In Lecture 7, we introduced the concept of the credit-based flow control mechanism that prevents Link congestion. Now, in Lecture 8, we are going to look under the hood at the specific architecture of the hardware buffers that make this system possible.
Flow control buffers are implemented for each Virtual Channel (VC) resource supported by a port. To keep traffic highly organized and prevent different types of packets from blocking one another, each VC Flow Control buffer is meticulously split into distinct categories.
Here is how a PCIe receiver manages its incoming traffic:
1. The Three Main Transaction Categories
Within every Virtual Channel, flow control buffers are separated based on the category of the transaction flowing through them:
- Posted Transactions (P): This buffer category handles Memory Writes and Message Requests.

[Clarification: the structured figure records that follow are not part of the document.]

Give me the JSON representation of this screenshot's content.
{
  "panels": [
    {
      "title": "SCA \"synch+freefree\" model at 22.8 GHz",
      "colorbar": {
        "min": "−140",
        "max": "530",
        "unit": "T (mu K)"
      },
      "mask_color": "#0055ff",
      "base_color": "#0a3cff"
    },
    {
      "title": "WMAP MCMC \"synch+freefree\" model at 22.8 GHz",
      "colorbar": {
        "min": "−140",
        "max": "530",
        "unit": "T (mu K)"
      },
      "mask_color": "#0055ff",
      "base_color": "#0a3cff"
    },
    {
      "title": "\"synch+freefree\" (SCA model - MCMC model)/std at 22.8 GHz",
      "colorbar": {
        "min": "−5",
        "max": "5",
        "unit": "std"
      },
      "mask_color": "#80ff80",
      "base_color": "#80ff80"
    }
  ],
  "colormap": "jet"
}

- Non-Posted Transactions (NP): This buffer category manages transactions that require a response, including Memory Reads, Configuration Reads and Writes, as well as I/O Reads and Writes.
- Completions (CPL): This buffer category is strictly reserved for the Read and Write Completions that return in response to Non-Posted requests.

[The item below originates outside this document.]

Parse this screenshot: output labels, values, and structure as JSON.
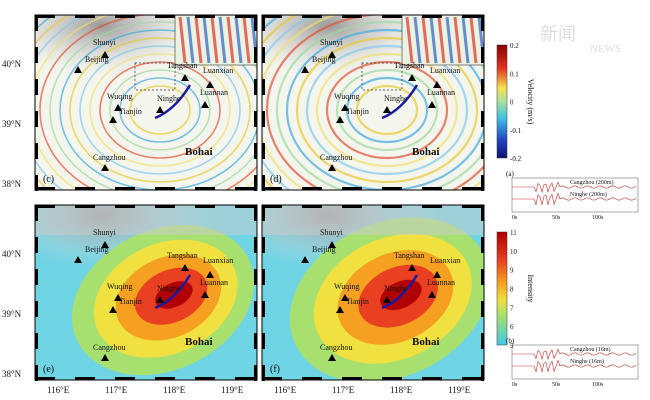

2. Splitting Buffers into Header and Data Portions
Simply categorizing by transaction type is not enough. Because some transactions (like read requests) consist of just a header, while others (like write requests) consist of both a header and a data payload, the receiver must track header and data space separately.
Therefore, each of the three transaction categories is further split into Header and Data portions. This results in six distinct flow control buffers per Virtual Channel:
- PH: Posted Request Header
- PD: Posted Request Data
- NPH: Non-Posted Request Header
- NPD: Non-Posted Request Data
- CPLH: Completion Header
- CPLD: Completion Data
Before a transmitter can send a transaction that includes data, it must verify that the receiver has sufficient credits available in both the appropriate Header buffer and the Data buffer. Furthermore, to maintain proper transaction ordering rules, the receiver must track the exact order of the header and data components within these buffers.
3. Understanding Flow Control Credits
Buffer space is measured and reported in units called Flow Control credits. Because headers and data payloads are vastly different in size, their credit unit values are defined differently:
- Header Credits: One header credit is equal to the maximum header size plus an optional End-to-End CRC (ECRC) digest. This equates to 5 Double Words (DWs) for Request headers (Posted and Non-Posted) and 4 DWs for Completion headers.
- Data Credits: One data credit always represents exactly 4 DWs (which is 16 aligned bytes) of payload data.
These credit values are constantly communicated back to the transmitter using Data Link Layer Packets (DLLPs), which themselves do not consume any Flow Control credits because they originate and terminate at the Link layer rather than the Transaction layer.